Legally, the war ends. This is what is meant Eric Andre says that the “South lost the Civil War.” But the reality is, as Faulkner’s narrative portrays, that Andre’s “angry white guy mentality” remains, and this is the true law, the law which placed Black people into bondage in the first place (Darville). The Civil War doesn’t erase the desire to see “white people rule the world,” because that desire cannot be distilled into some simple binary opposition of the kind that we typically see in war films, both of the fantasy and realistic variety. It is not a magical object to be burnt and removed from the world, it is not a villain who can be vanquished and written out of the script moving forward. Faulkner tells us this in “Skirmish at Sartoris” in the most cynical of ways by placing a wedding in the midst of a racist seizure of an election, preventing Blacks from voting. In this moment, the delusion of the Right to naturalize oppression, to bake it into its legal structure, is signaled through a wedding, a swearing-in of sorts, a celebration of bride and groom with the “Yaaaaay, Druisilla! […] Yaaaaaay, John Sartoris! Yaaaaaaay!” (Faulkner 210). Andre’s “angry white guy mentality” lives on through the wedding as a symbol of a return to a natural way of things for the Confederacy, and in this way they don’t so much as lose, as they make an attempt to defy, to rebel (Darville). It is a Ring that refuses to melt, a tyrannical overlord who refuses to vanish from the page, two sides of a war who refuse to agree even after the bullets stop flying. Faulkner gets us asking the kinds of questions Žižek asks at the end of V for Vendetta, and it provides an answer: What happens next is that the losing side refuses to lose.

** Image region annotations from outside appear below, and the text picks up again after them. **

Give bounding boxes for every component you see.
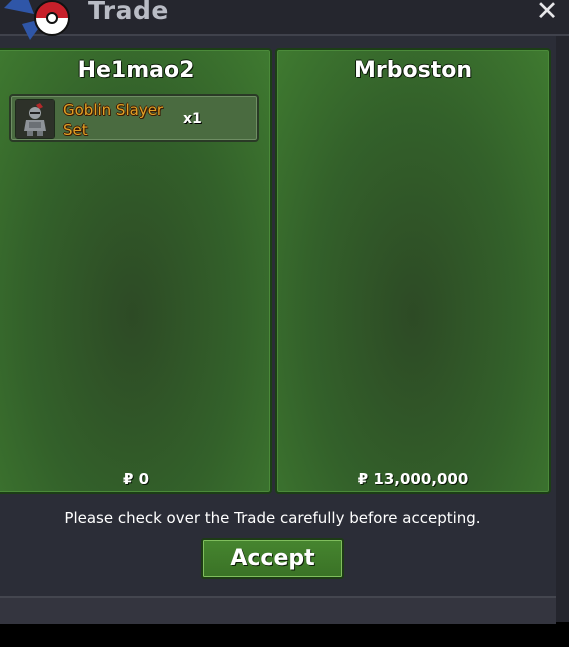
trade-panel-left: He1mao2 Goblin Slayer Set x1 ₽ 0 xyxy=(0,48,272,494)
trade-panel-right: Mrboston ₽ 13,000,000 xyxy=(275,48,551,494)
item-quantity: x1 xyxy=(183,111,202,127)
player-name-right: Mrboston xyxy=(354,58,472,83)
goblin-slayer-armor-icon xyxy=(15,99,55,139)
accept-button[interactable]: Accept xyxy=(201,538,344,579)
trade-window: Trade ✕ He1mao2 Goblin Slayer Set x1 ₽ 0… xyxy=(0,0,569,624)
window-right-edge xyxy=(556,36,569,622)
money-offer-left: ₽ 0 xyxy=(122,470,150,488)
trade-notice: Please check over the Trade carefully be… xyxy=(64,509,481,527)
player-name-left: He1mao2 xyxy=(77,58,195,83)
pokeball-logo-icon xyxy=(4,0,70,40)
item-name: Goblin Slayer Set xyxy=(63,101,164,139)
money-offer-right: ₽ 13,000,000 xyxy=(357,470,469,488)
trade-item[interactable]: Goblin Slayer Set x1 xyxy=(9,94,259,142)
close-icon[interactable]: ✕ xyxy=(532,0,562,27)
window-bottom-bar xyxy=(0,596,556,624)
title-bar[interactable]: Trade ✕ xyxy=(0,0,569,40)
window-title: Trade xyxy=(88,0,169,25)
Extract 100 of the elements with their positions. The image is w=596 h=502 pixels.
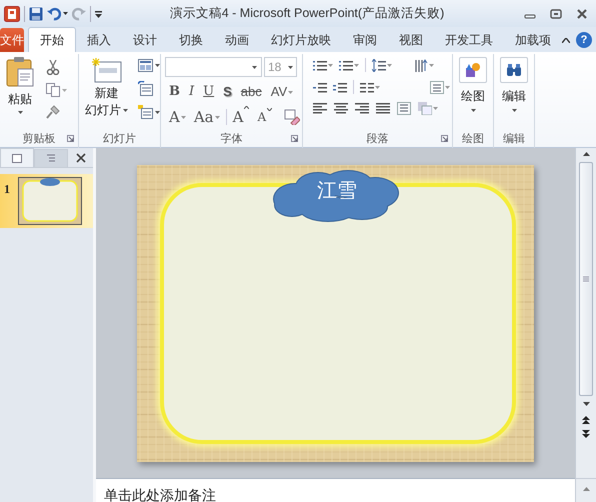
scissors-icon[interactable] bbox=[46, 60, 60, 75]
numbered-list-icon[interactable] bbox=[339, 58, 353, 72]
caret-icon bbox=[155, 110, 160, 114]
scroll-up-icon[interactable] bbox=[582, 152, 590, 156]
app-icon[interactable] bbox=[4, 6, 20, 22]
previous-slide-icon[interactable] bbox=[582, 416, 590, 424]
shapes-icon bbox=[465, 62, 481, 78]
binoculars-icon bbox=[506, 63, 522, 77]
section-icon[interactable] bbox=[138, 105, 153, 119]
slide-thumbnail-row[interactable]: 1 bbox=[0, 174, 93, 228]
clear-format-icon[interactable] bbox=[284, 109, 300, 125]
slides-tab-icon bbox=[12, 154, 22, 162]
dialog-launcher-icon[interactable] bbox=[441, 135, 448, 142]
caret-icon bbox=[354, 64, 359, 66]
scroll-down-icon[interactable] bbox=[582, 402, 590, 406]
format-button[interactable]: AV bbox=[268, 85, 296, 99]
ribbon-tab[interactable]: 开发工具 bbox=[434, 28, 504, 52]
font-size-button[interactable]: A bbox=[230, 106, 252, 128]
font-size-button[interactable]: A bbox=[255, 108, 274, 126]
close-icon[interactable] bbox=[76, 153, 86, 163]
group-label: 剪贴板 bbox=[22, 132, 56, 147]
new-slide-icon bbox=[92, 58, 122, 84]
ribbon-tab[interactable]: 审阅 bbox=[342, 28, 388, 52]
customize-icon[interactable] bbox=[95, 10, 102, 18]
dialog-launcher-icon[interactable] bbox=[291, 135, 298, 142]
scroll-thumb[interactable] bbox=[579, 162, 593, 396]
font-size-button[interactable]: Aa bbox=[192, 106, 222, 128]
font-size-button[interactable]: A bbox=[167, 106, 188, 128]
ribbon-tab[interactable]: 插入 bbox=[76, 28, 122, 52]
drawing-button[interactable]: 绘图 bbox=[453, 54, 493, 130]
grow-icon bbox=[244, 106, 250, 109]
caret-icon bbox=[445, 86, 450, 88]
increase-indent-icon[interactable] bbox=[333, 80, 347, 94]
caret-icon bbox=[18, 111, 22, 114]
caret-icon bbox=[214, 116, 220, 118]
paste-button[interactable]: 粘贴 bbox=[0, 54, 40, 130]
layout-icon[interactable] bbox=[138, 59, 153, 72]
collapse-ribbon-icon[interactable] bbox=[562, 38, 570, 42]
align-left-icon[interactable] bbox=[313, 102, 327, 115]
rounded-rectangle[interactable] bbox=[160, 182, 516, 444]
justify-icon[interactable] bbox=[376, 102, 390, 115]
format-button[interactable]: abc bbox=[238, 85, 264, 99]
grip-icon bbox=[583, 276, 589, 282]
caret-icon bbox=[387, 64, 392, 66]
ribbon-tab[interactable]: 动画 bbox=[214, 28, 260, 52]
group-label: 编辑 bbox=[503, 132, 525, 147]
ribbon-tab[interactable]: 加载项 bbox=[504, 28, 562, 52]
next-slide-icon[interactable] bbox=[582, 430, 590, 438]
format-button[interactable]: B bbox=[167, 85, 182, 99]
text-direction-icon[interactable] bbox=[414, 58, 428, 72]
ribbon-tab[interactable]: 文件 bbox=[0, 28, 24, 52]
ribbon-tab[interactable]: 幻灯片放映 bbox=[260, 28, 342, 52]
caret-icon bbox=[62, 88, 67, 92]
caret-icon bbox=[429, 64, 434, 66]
outline-icon bbox=[46, 154, 56, 163]
save-icon[interactable] bbox=[29, 6, 43, 20]
notes-field[interactable]: 单击此处添加备注 bbox=[96, 478, 575, 502]
help-button[interactable]: ? bbox=[576, 32, 592, 48]
restore-icon[interactable] bbox=[550, 8, 562, 18]
distributed-icon[interactable] bbox=[397, 102, 411, 115]
line-spacing-icon[interactable] bbox=[372, 58, 386, 72]
caret-icon bbox=[63, 12, 68, 15]
outline-tab[interactable] bbox=[34, 149, 68, 167]
caret-icon bbox=[180, 116, 186, 118]
dialog-launcher-icon[interactable] bbox=[67, 135, 74, 142]
reset-icon[interactable] bbox=[138, 81, 153, 96]
caret-icon bbox=[375, 86, 380, 88]
vertical-scrollbar[interactable] bbox=[575, 148, 596, 478]
ribbon-tab[interactable]: 设计 bbox=[122, 28, 168, 52]
align-text-icon[interactable] bbox=[430, 80, 444, 94]
copy-icon[interactable] bbox=[46, 83, 60, 97]
ribbon-tab[interactable]: 开始 bbox=[28, 27, 76, 52]
shape-text: 江雪 bbox=[316, 176, 358, 204]
caret-icon bbox=[252, 66, 257, 68]
caret-icon bbox=[512, 109, 516, 112]
format-button[interactable]: S bbox=[221, 85, 234, 99]
align-right-icon[interactable] bbox=[355, 102, 369, 115]
undo-icon[interactable] bbox=[47, 6, 61, 20]
window-title: 演示文稿4 - Microsoft PowerPoint(产品激活失败) bbox=[168, 5, 446, 22]
format-painter-icon[interactable] bbox=[46, 105, 60, 120]
slide[interactable]: 江雪 bbox=[137, 164, 534, 462]
group-label: 幻灯片 bbox=[103, 132, 136, 147]
editing-button[interactable]: 编辑 bbox=[494, 54, 534, 130]
ribbon-tab[interactable]: 视图 bbox=[388, 28, 434, 52]
slide-number: 1 bbox=[4, 181, 10, 198]
close-icon[interactable] bbox=[576, 8, 588, 18]
columns-icon[interactable] bbox=[360, 80, 374, 94]
slides-tab[interactable] bbox=[0, 148, 34, 167]
bullet-list-icon[interactable] bbox=[313, 58, 327, 72]
align-center-icon[interactable] bbox=[334, 102, 348, 115]
ribbon-tab[interactable]: 切换 bbox=[168, 28, 214, 52]
group-label: 绘图 bbox=[462, 132, 484, 147]
caret-icon bbox=[288, 66, 293, 68]
font-name-field[interactable] bbox=[165, 57, 262, 77]
group-label: 字体 bbox=[220, 132, 242, 147]
decrease-indent-icon[interactable] bbox=[313, 80, 327, 94]
slide-thumbnail[interactable] bbox=[18, 177, 82, 225]
format-button[interactable]: I bbox=[187, 85, 196, 99]
format-button[interactable]: U bbox=[201, 85, 216, 99]
new-slide-button[interactable]: 新建 幻灯片 bbox=[79, 54, 130, 130]
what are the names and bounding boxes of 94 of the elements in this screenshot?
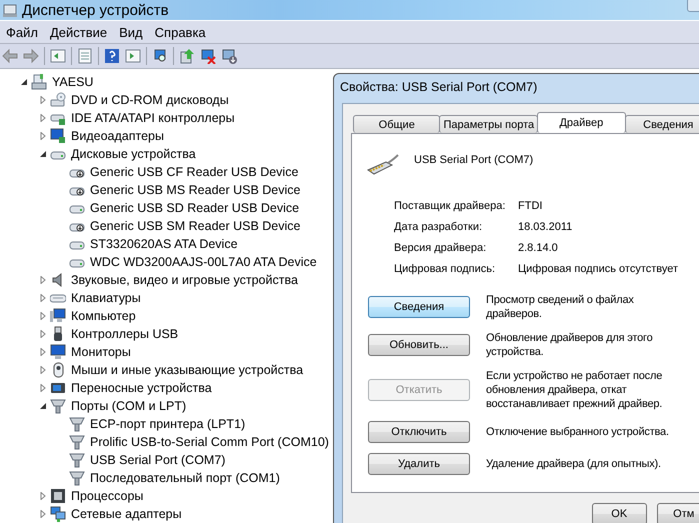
panel-icon[interactable]	[50, 48, 66, 64]
tree-item[interactable]: Generic USB MS Reader USB Device	[88, 183, 300, 197]
tree-item[interactable]: Клавиатуры	[69, 291, 141, 305]
tree-item[interactable]: ST3320620AS ATA Device	[88, 237, 238, 251]
expand-arrow-icon[interactable]	[39, 330, 47, 338]
panel-icon[interactable]	[125, 48, 141, 64]
update-icon[interactable]	[179, 48, 195, 64]
expand-arrow-icon[interactable]	[39, 348, 47, 356]
device-icon	[69, 470, 85, 486]
info-label: Версия драйвера:	[394, 242, 488, 254]
tree-item[interactable]: ECP-порт принтера (LPT1)	[88, 417, 246, 431]
menu-item[interactable]: Действие	[44, 24, 114, 40]
tree-item[interactable]: Prolific USB-to-Serial Comm Port (COM10)	[88, 435, 329, 449]
dialog-button[interactable]: Отм	[656, 503, 699, 523]
tab[interactable]: Драйвер	[537, 112, 626, 133]
info-label: Поставщик драйвера:	[394, 200, 506, 212]
expand-arrow-icon[interactable]	[39, 276, 47, 284]
info-label: Дата разработки:	[394, 221, 484, 233]
device-icon	[50, 92, 66, 108]
menu-item[interactable]: Файл	[0, 24, 44, 40]
remove-icon[interactable]	[200, 48, 216, 64]
tree-item[interactable]: Сетевые адаптеры	[69, 507, 182, 521]
tab[interactable]: Сведения	[624, 115, 699, 133]
expand-arrow-icon[interactable]	[39, 294, 47, 302]
window-title: Диспетчер устройств	[22, 2, 169, 18]
tree-item[interactable]: DVD и CD-ROM дисководы	[69, 93, 229, 107]
tree-item[interactable]: Контроллеры USB	[69, 327, 178, 341]
expand-arrow-icon[interactable]	[39, 510, 47, 518]
info-value: 18.03.2011	[518, 221, 574, 233]
device-icon	[69, 434, 85, 450]
tree-item[interactable]: Последовательный порт (COM1)	[88, 471, 280, 485]
menu-item[interactable]: Справка	[148, 24, 212, 40]
device-name: USB Serial Port (COM7)	[414, 154, 534, 166]
device-icon	[50, 488, 66, 504]
app-icon	[2, 2, 18, 18]
tree-item[interactable]: Generic USB SD Reader USB Device	[88, 201, 300, 215]
expand-arrow-icon[interactable]	[39, 366, 47, 374]
tree-item[interactable]: Видеоадаптеры	[69, 129, 164, 143]
scan-icon[interactable]	[152, 48, 168, 64]
collapse-arrow-icon[interactable]	[39, 402, 47, 410]
tab[interactable]: Общие	[353, 115, 440, 133]
action-button[interactable]: Удалить	[368, 453, 470, 475]
tree-item[interactable]: Мониторы	[69, 345, 131, 359]
action-button[interactable]: Обновить...	[368, 334, 470, 356]
tree-item[interactable]: Мыши и иные указывающие устройства	[69, 363, 304, 377]
info-value: FTDI	[518, 200, 544, 212]
tree-item[interactable]: Звуковые, видео и игровые устройства	[69, 273, 298, 287]
collapse-arrow-icon[interactable]	[20, 78, 28, 86]
device-icon	[50, 506, 66, 522]
back-arrow-icon[interactable]	[2, 48, 18, 64]
device-icon	[50, 344, 66, 360]
device-icon	[69, 452, 85, 468]
expand-arrow-icon[interactable]	[39, 132, 47, 140]
expand-arrow-icon[interactable]	[39, 114, 47, 122]
tree-item[interactable]: Generic USB CF Reader USB Device	[88, 165, 298, 179]
device-icon	[50, 308, 66, 324]
info-label: Цифровая подпись:	[394, 263, 496, 275]
tree-item[interactable]: WDC WD3200AAJS-00L7A0 ATA Device	[88, 255, 317, 269]
action-description: Просмотр сведений о файлах драйверов.	[486, 293, 635, 321]
tree-item[interactable]: Компьютер	[69, 309, 136, 323]
expand-arrow-icon[interactable]	[39, 312, 47, 320]
device-icon	[50, 398, 66, 414]
tree-item[interactable]: Переносные устройства	[69, 381, 212, 395]
expand-arrow-icon[interactable]	[39, 384, 47, 392]
action-description: Если устройство не работает после обновления драйвера, откат восстанавливает прежний драйвер.	[486, 369, 664, 411]
device-icon	[50, 380, 66, 396]
action-description: Отключение выбранного устройства.	[486, 425, 670, 439]
info-value: Цифровая подпись отсутствует	[518, 263, 680, 275]
tab[interactable]: Параметры порта	[439, 115, 538, 133]
collapse-arrow-icon[interactable]	[39, 150, 47, 158]
dialog-button[interactable]: OK	[592, 503, 646, 523]
dialog-title: Свойства: USB Serial Port (COM7)	[339, 79, 538, 96]
device-icon	[50, 128, 66, 144]
action-description: Обновление драйверов для этого устройства.	[486, 331, 654, 359]
tree-item[interactable]: USB Serial Port (COM7)	[88, 453, 226, 467]
action-button[interactable]: Отключить	[368, 421, 470, 443]
tree-item[interactable]: Процессоры	[69, 489, 144, 503]
menu-item[interactable]: Вид	[113, 24, 149, 40]
info-value: 2.8.14.0	[518, 242, 559, 254]
tree-item[interactable]: YAESU	[50, 75, 94, 89]
tree-item[interactable]: Порты (COM и LPT)	[69, 399, 186, 413]
properties-icon[interactable]	[77, 48, 93, 64]
expand-arrow-icon[interactable]	[39, 96, 47, 104]
device-icon	[31, 74, 47, 90]
forward-arrow-icon[interactable]	[23, 48, 39, 64]
tree-item[interactable]: Generic USB SM Reader USB Device	[88, 219, 300, 233]
action-description: Удаление драйвера (для опытных).	[486, 457, 662, 471]
help-icon[interactable]	[104, 48, 120, 64]
expand-arrow-icon[interactable]	[39, 492, 47, 500]
action-button[interactable]: Сведения	[368, 296, 470, 318]
install-icon[interactable]	[221, 48, 237, 64]
device-icon	[69, 416, 85, 432]
tree-item[interactable]: Дисковые устройства	[69, 147, 196, 161]
tree-item[interactable]: IDE ATA/ATAPI контроллеры	[69, 111, 235, 125]
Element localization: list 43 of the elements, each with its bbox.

Through The Unvanquished we can, perhaps, alter our conversation about the Civil War and speak with greater nuance about the cultural and ideological actions which take place after weapons are laid down (or at least the weapons aimed between white people, not the weapons still aimed at Blacks and minorities). Perhaps it becomes more effective to say that Civil War never truly “ended,” as some have chosen to do when speaking of nuclear disarmament in the context of the Cold War. Perhaps we need to be more clear about what ends after events such as the Civil War: Legal institutions may shift, but the underlying ideological impulse remains, and until we address that and its origins, we may end stuck with an eternal legacy of racism which no mere illusion of a “fellowship” can dissolve.
Works Cited
Faulkner, William. The Unvanquished. Vintage International, 1991.
Darville, Jordan. “Eric Andre Is Insanely Honest Because Who Else Is Going To Be?” The FADER, The FADER, 8 Nov. 2017, www.thefader.com/2016/10/26/eric-andre-interview.
Žižek, Slavoj. “Slavoj Žižek: Why There Are No Viable Political Alternatives to Unbridled Capitalism.” YouTube, YouTube, 27 Nov. 2016, www.youtube.com/watch?v=U7JgfB8PaAk.